In this study, we focused on CRH-positive neurons (Barr-CRH) within the Barrington’s nucleus, which represent the majority of neurons in this region. Using stereotaxic surgery under isoflurane anesthesia, we injected Cre-dependent adeno-associated viruses (AAVs) into the Barrington’s nucleus of male CRH-ires-Cre mice from aged (100–107 weeks) and young (10–12 weeks) groups. These AAVs selectively expressed either the light-sensitive opsin Channelrhodopsin-2 (ChR2) or the neurotoxin DTA (diphtheria toxin A fragment) in Barr-CRH neurons (Figure1A).

Four weeks after ChR2 injection, cystometric bladder pressure recordings were performed under urethane anesthesia. Barr-CRH neurons were optogenetically stimulated with blue LED light (465 nm, 20 ms pulses, 20 Hz, train duration 5sec). For DTA-injected mice, a void spot assay (VSA) was conducted to assess spontaneous voiding behavior, followed by cystometry 4 weeks after injection. VSA was performed during the daytime for 4 hours without water loading. Finally, in situ hybridization (ISH) was performed on perfusion-fixed brains from both DTA-injected and untreated mice to quantify CRH-positive cells in the Barrington's nucleus of aged and young mice.
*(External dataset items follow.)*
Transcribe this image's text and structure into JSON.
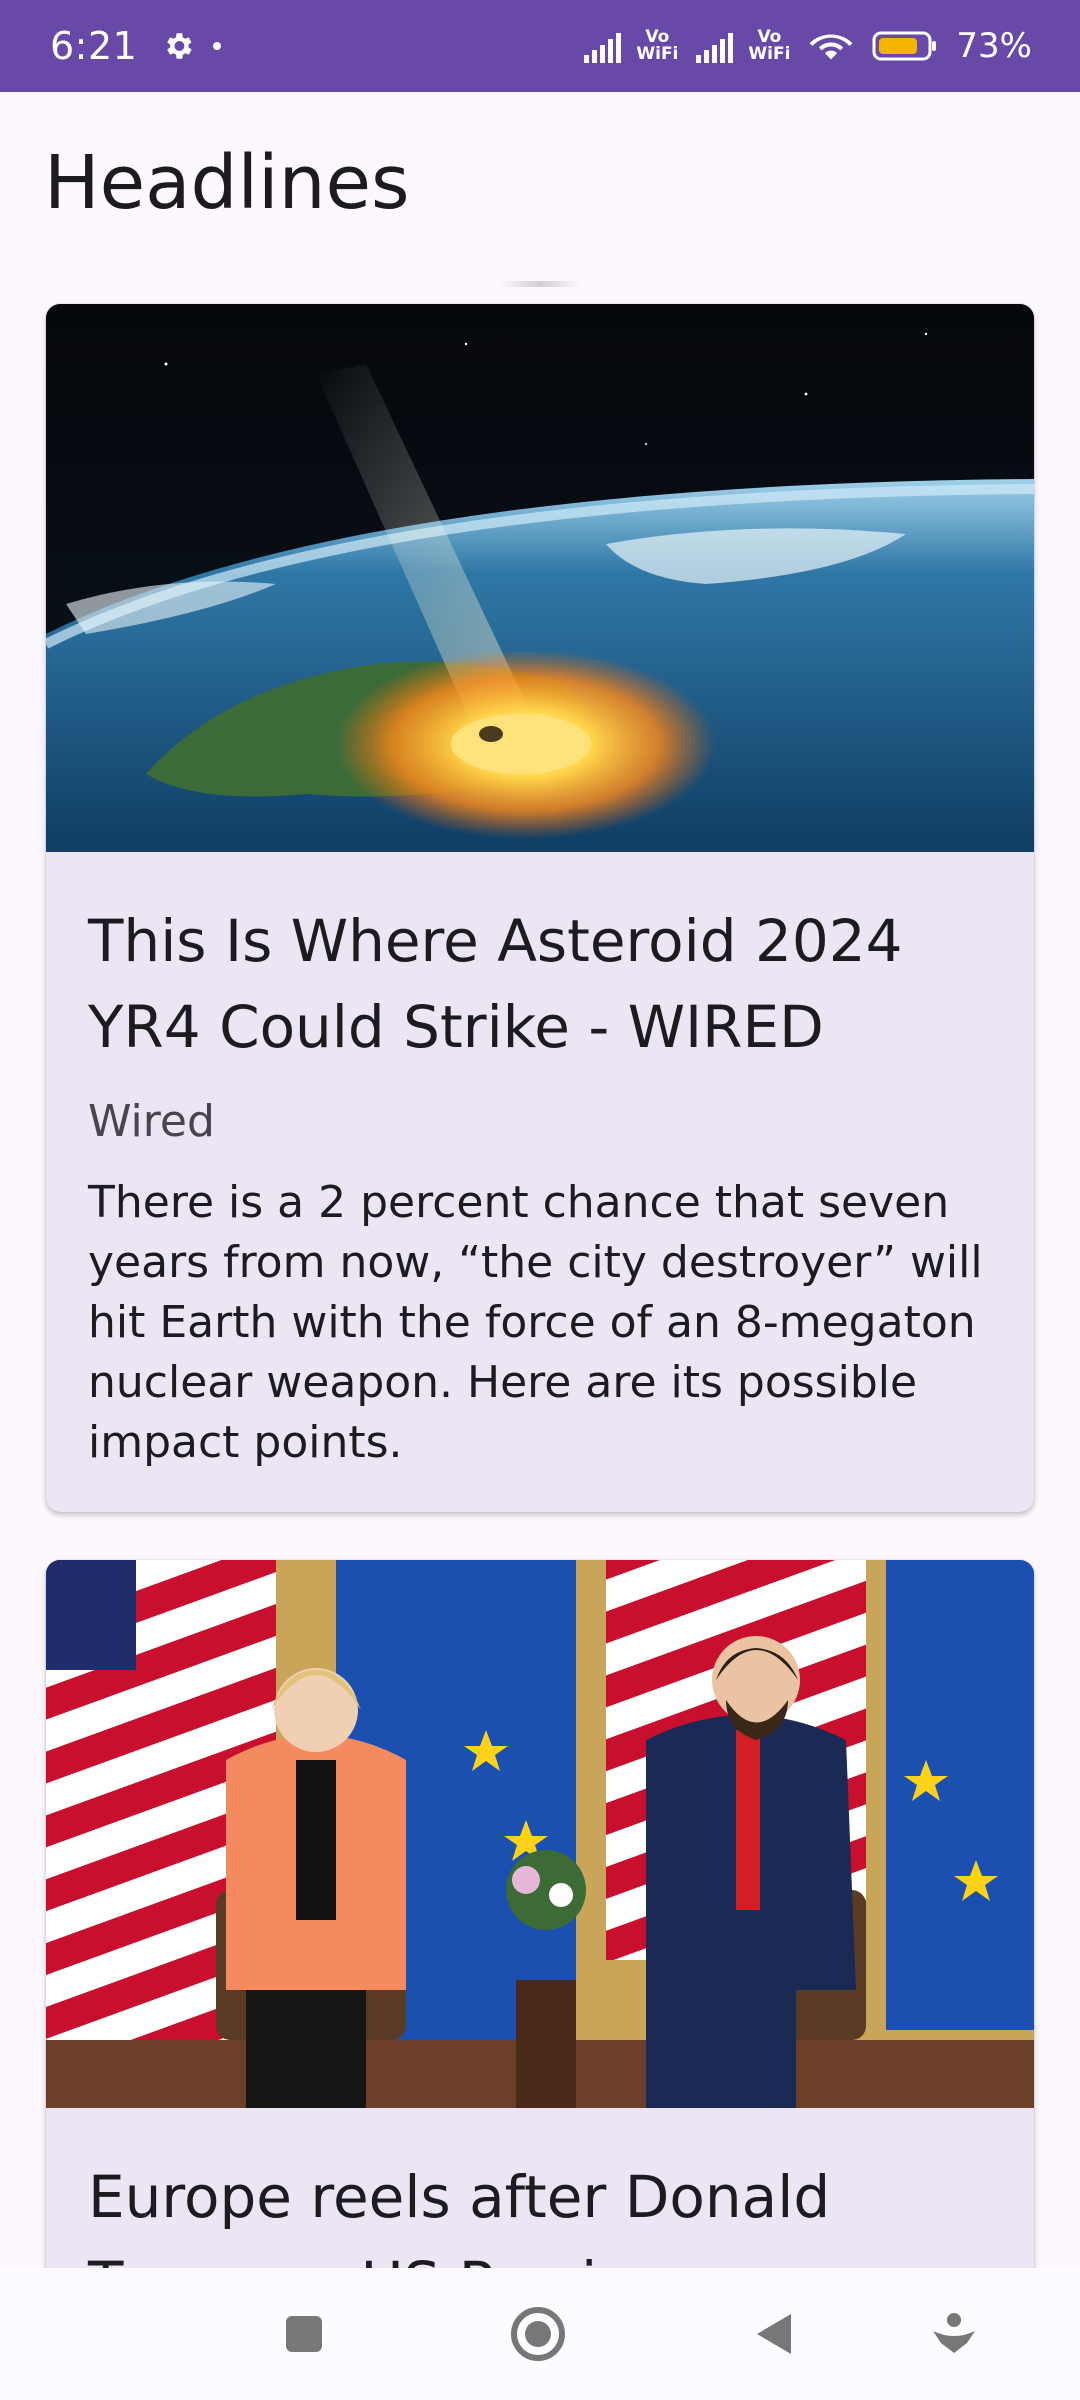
{
  "status_bar": {
    "time": "6:21",
    "battery_percent": "73%",
    "battery_level": 0.73,
    "vowifi_1": "Vo\nWiFi",
    "vowifi_2": "Vo\nWiFi",
    "accent": "#6949a8"
  },
  "page": {
    "title": "Headlines"
  },
  "articles": [
    {
      "headline": "This Is Where Asteroid 2024 YR4 Could Strike - WIRED",
      "source": "Wired",
      "description": "There is a 2 percent chance that seven years from now, “the city destroyer” will hit Earth with the force of an 8-megaton nuclear weapon. Here are its possible impact points.",
      "image_icon": "asteroid-impact-image"
    },
    {
      "headline": "Europe reels after Donald Trump ... US Presi",
      "image_icon": "eu-us-meeting-image"
    }
  ],
  "nav": {
    "recents_icon": "square-icon",
    "home_icon": "circle-icon",
    "back_icon": "triangle-back-icon",
    "assist_icon": "assistant-icon"
  }
}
In aged mice injected with ChR2, immunohistology confirmed that ChR2 was specifically introduced into the Barrington’s nucleus (Figure1B). Cytometric analysis revealed significantly increased maximum voiding pressure, baseline pressure, bladder capacity, and both the frequency and amplitude of non-voiding contractions (NVCs) compared to young mice (Table1, Figure1C). Upon optogenetic stimulation of Barr-CRH neurons, the evoked bladder contraction response rate was significantly higher in the aged group (young: 42.3% [29.1–54.8] vs. aged: 85.2% [78.2–91.1], P =0.0022, Figure1D). 

Prior to DTA injection, there was no difference in voiding behavior between aged and young mice in the VSA. However, following DTA injection, only aged mice showed a significant reduction in voiding frequency and volume 2 weeks after injection (Figure2A). At 4 weeks post-injection, bladder cystometry revealed marked loss of normal micturition patterns or urinary retention only in aged mice (Figure2B).
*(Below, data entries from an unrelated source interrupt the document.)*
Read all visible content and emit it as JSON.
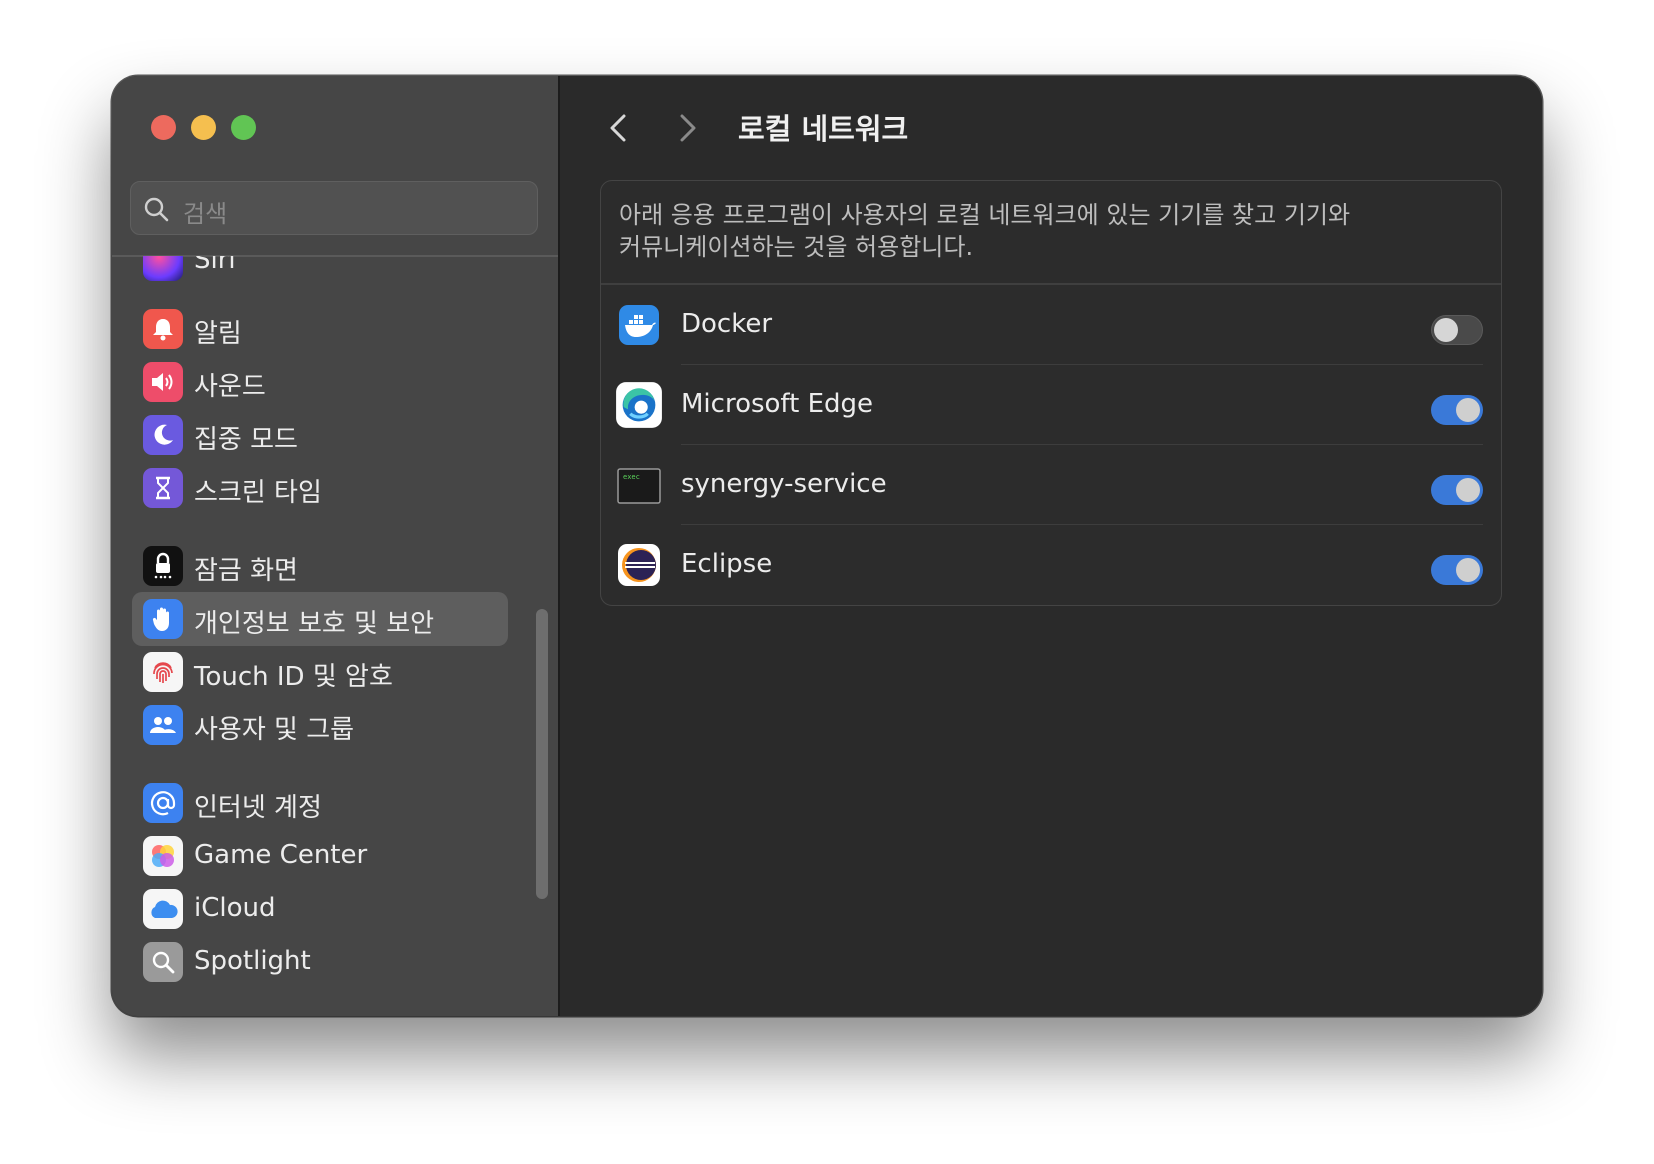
{
  "window": {
    "traffic_lights": [
      "close",
      "minimize",
      "maximize"
    ]
  },
  "sidebar": {
    "search_placeholder": "검색",
    "items": [
      {
        "label": "Siri",
        "icon": "siri-icon",
        "color": "#7a3cff"
      },
      {
        "label": "알림",
        "icon": "bell-icon",
        "color": "#f0574d"
      },
      {
        "label": "사운드",
        "icon": "speaker-icon",
        "color": "#ee4d6a"
      },
      {
        "label": "집중 모드",
        "icon": "moon-icon",
        "color": "#6a5ae0"
      },
      {
        "label": "스크린 타임",
        "icon": "hourglass-icon",
        "color": "#7458d8"
      },
      {
        "label": "잠금 화면",
        "icon": "lock-icon",
        "color": "#111111"
      },
      {
        "label": "개인정보 보호 및 보안",
        "icon": "hand-icon",
        "color": "#3d82f0",
        "selected": true
      },
      {
        "label": "Touch ID 및 암호",
        "icon": "fingerprint-icon",
        "color": "#f6f6f6"
      },
      {
        "label": "사용자 및 그룹",
        "icon": "users-icon",
        "color": "#3d82f0"
      },
      {
        "label": "인터넷 계정",
        "icon": "at-icon",
        "color": "#3d82f0"
      },
      {
        "label": "Game Center",
        "icon": "game-center-icon",
        "color": "#f6f6f6"
      },
      {
        "label": "iCloud",
        "icon": "cloud-icon",
        "color": "#f6f6f6"
      },
      {
        "label": "Spotlight",
        "icon": "magnifier-icon",
        "color": "#9a9a9a"
      }
    ]
  },
  "main": {
    "title": "로컬 네트워크",
    "description": "아래 응용 프로그램이 사용자의 로컬 네트워크에 있는 기기를 찾고 기기와 커뮤니케이션하는 것을 허용합니다.",
    "apps": [
      {
        "name": "Docker",
        "icon": "docker-icon",
        "enabled": false
      },
      {
        "name": "Microsoft Edge",
        "icon": "edge-icon",
        "enabled": true
      },
      {
        "name": "synergy-service",
        "icon": "terminal-exec-icon",
        "enabled": true,
        "icon_text": "exec"
      },
      {
        "name": "Eclipse",
        "icon": "eclipse-icon",
        "enabled": true
      }
    ]
  },
  "colors": {
    "accent": "#3a79d8",
    "sidebar_bg": "#464646",
    "main_bg": "#2a2a2a"
  }
}
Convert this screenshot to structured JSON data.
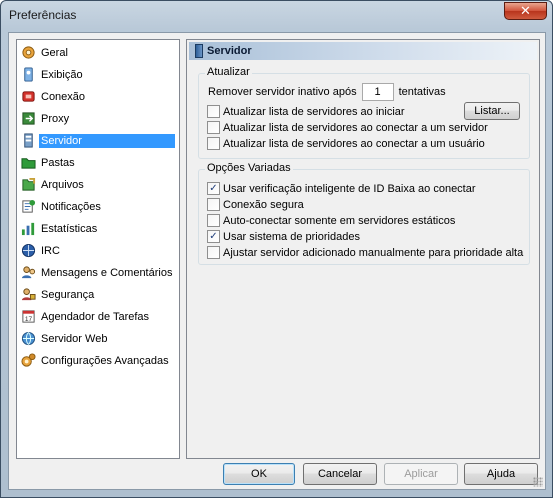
{
  "window": {
    "title": "Preferências",
    "close_label": "✕"
  },
  "tree": {
    "items": [
      {
        "label": "Geral",
        "icon": "gear-icon",
        "selected": false
      },
      {
        "label": "Exibição",
        "icon": "display-icon",
        "selected": false
      },
      {
        "label": "Conexão",
        "icon": "connection-icon",
        "selected": false
      },
      {
        "label": "Proxy",
        "icon": "proxy-icon",
        "selected": false
      },
      {
        "label": "Servidor",
        "icon": "server-icon",
        "selected": true
      },
      {
        "label": "Pastas",
        "icon": "folder-icon",
        "selected": false
      },
      {
        "label": "Arquivos",
        "icon": "files-icon",
        "selected": false
      },
      {
        "label": "Notificações",
        "icon": "notification-icon",
        "selected": false
      },
      {
        "label": "Estatísticas",
        "icon": "statistics-icon",
        "selected": false
      },
      {
        "label": "IRC",
        "icon": "irc-icon",
        "selected": false
      },
      {
        "label": "Mensagens e Comentários",
        "icon": "messages-icon",
        "selected": false
      },
      {
        "label": "Segurança",
        "icon": "security-icon",
        "selected": false
      },
      {
        "label": "Agendador de Tarefas",
        "icon": "scheduler-icon",
        "selected": false
      },
      {
        "label": "Servidor Web",
        "icon": "web-server-icon",
        "selected": false
      },
      {
        "label": "Configurações Avançadas",
        "icon": "advanced-settings-icon",
        "selected": false
      }
    ]
  },
  "panel": {
    "title": "Servidor",
    "update_group": {
      "title": "Atualizar",
      "remove_prefix": "Remover servidor inativo após",
      "remove_value": "1",
      "remove_suffix": "tentativas",
      "list_button": "Listar...",
      "options": [
        {
          "label": "Atualizar lista de servidores ao iniciar",
          "checked": false
        },
        {
          "label": "Atualizar lista de servidores ao conectar a um servidor",
          "checked": false
        },
        {
          "label": "Atualizar lista de servidores ao conectar a um usuário",
          "checked": false
        }
      ]
    },
    "misc_group": {
      "title": "Opções Variadas",
      "options": [
        {
          "label": "Usar verificação inteligente de ID Baixa ao conectar",
          "checked": true
        },
        {
          "label": "Conexão segura",
          "checked": false
        },
        {
          "label": "Auto-conectar somente em servidores estáticos",
          "checked": false
        },
        {
          "label": "Usar sistema de prioridades",
          "checked": true
        },
        {
          "label": "Ajustar servidor adicionado manualmente para prioridade alta",
          "checked": false
        }
      ]
    }
  },
  "buttons": {
    "ok": "OK",
    "cancel": "Cancelar",
    "apply": "Aplicar",
    "help": "Ajuda"
  },
  "colors": {
    "selection": "#3399ff",
    "header_gradient_start": "#a9c0d8"
  }
}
ISH analysis confirmed a reduction in CRH mRNA-positive cells in both aged and young mice following DTA injection. In contrast, among untreated mice, no significant difference was observed in the number of CRH-positive neurons between age groups (Figure2C).

The enhanced response rate to optogenetic stimulation of Barr-CRH neurons suggests increased excitability of Barr-CRH neurons themselves in aged mice or increased responsiveness of downstream bladder pathways. Furthermore, ablation of Barr-CRH neurons with DTA significantly impaired micturition reflexes only in aged mice, indicating a greater reliance on Barr-CRH in aged micturition circuits compared to young mice. As ISH revealed no difference in the number of CRH-positive neurons between groups, the increased dependence on Barr-CRH in aged mice may be attributed to qualitative functional changes rather than quantitative differences.

Compared to young mice, aged mice appear to exhibit a strong dependency on Barr-CRH neurons for normal micturition. This finding suggests that functional alterations in Barr-CRH may contribute to age-related lower urinary tract symptoms (LUTS).